I was a carnal Christian most of my life. My mum always brought God into anything I was doing or experiencing. This led me to a position of significant respect for God. I was very active in Church activities. In College, I chaired the Interdenominational worship service. I got married to my wife in 1979 in the Church with Rev. Selfridge, a respected pastor, getting Annie and I to tie the knot. This all changed in February 1980; that is when I became a new creation in Christ. The scripture says "Therefore, if anyone is in Christ, he is a new creation [creature]. The old has passed away; behold, the new has come" 2 Corinthians 5:17.
The following song meant so much thereafter:I'm a new creation, I'm brand new man All things are passed away, I'm born again More than a conqueror, that's who I am I'm a new creation, I'm a brand new man.
I was at Reading University in the United Kingdom at the time. Eric Townsend came and gave a talk at a Students Christian Union meeting one Friday evening. As was my practice, very carnal of course, I went to the meeting to enjoy fellowship with fellow students. I had made a habit of connecting with believers wherever I went. I loved connecting with believers. They are good people. So going to the Students Christian Union meeting was just part of what I used to do. This time, however, God sparked some strange hunger in me.
Eric Townsend talked about "knowing God." His testimony was that he had been a missionary, a pastor, baptized many people, but did not know Christ. He then went on to state that when he accepted Jesus not only as Savior but also as his Lord, when he knew Jesus, everything changed --- the old was gone, he was a new creation. Eric Townsend's talk basically revealed my carnal Christian status. I wanted to get out of this carnality; I wanted to know Jesus.
At the end of the meeting, I went to Eric and asked him to help me know Jesus.
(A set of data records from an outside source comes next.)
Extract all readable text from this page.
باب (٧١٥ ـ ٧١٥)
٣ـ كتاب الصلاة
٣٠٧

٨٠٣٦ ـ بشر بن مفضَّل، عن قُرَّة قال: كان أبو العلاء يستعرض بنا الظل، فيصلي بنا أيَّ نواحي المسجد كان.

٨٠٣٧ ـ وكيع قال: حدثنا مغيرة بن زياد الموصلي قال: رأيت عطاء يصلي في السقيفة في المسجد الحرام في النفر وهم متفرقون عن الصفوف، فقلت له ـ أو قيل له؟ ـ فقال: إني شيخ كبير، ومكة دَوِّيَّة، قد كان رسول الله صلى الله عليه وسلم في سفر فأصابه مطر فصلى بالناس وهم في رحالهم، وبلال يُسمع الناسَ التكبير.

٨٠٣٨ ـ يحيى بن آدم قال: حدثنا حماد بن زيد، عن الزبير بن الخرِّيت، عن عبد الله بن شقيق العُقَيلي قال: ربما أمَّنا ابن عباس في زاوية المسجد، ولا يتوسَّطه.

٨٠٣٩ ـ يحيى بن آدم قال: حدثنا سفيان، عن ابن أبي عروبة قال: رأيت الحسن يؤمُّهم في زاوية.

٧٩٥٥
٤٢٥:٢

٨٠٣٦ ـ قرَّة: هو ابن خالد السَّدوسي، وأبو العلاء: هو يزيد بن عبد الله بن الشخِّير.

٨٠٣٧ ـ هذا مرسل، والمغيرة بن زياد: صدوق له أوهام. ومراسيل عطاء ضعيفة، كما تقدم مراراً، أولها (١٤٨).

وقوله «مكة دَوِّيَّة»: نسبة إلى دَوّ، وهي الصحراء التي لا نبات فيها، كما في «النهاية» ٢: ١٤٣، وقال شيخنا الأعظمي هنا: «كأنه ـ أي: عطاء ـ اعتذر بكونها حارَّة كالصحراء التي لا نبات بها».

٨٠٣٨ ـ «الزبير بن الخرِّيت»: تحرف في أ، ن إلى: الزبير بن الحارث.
He got me by the shoulders, closed his eyes, and started praying loudly, "Lord", then he opened his eyes and asked me "What is your name?" then continued, "Lord, Mike wants to know you, please come into his heart and show him how awesome you are. Amen!" I expected something to happen after Eric's prayer that Friday; nothing. Saturday, Sunday, Monday, and Tuesday --- nothing happened. I gave up and convinced myself that this knowing of Jesus is a hoax.
And it happened; it was Wednesday. There are many details of what went on in those 4 days and on Wednesday. Christ came into my life and transformed it late that Wednesday night. Praise Him.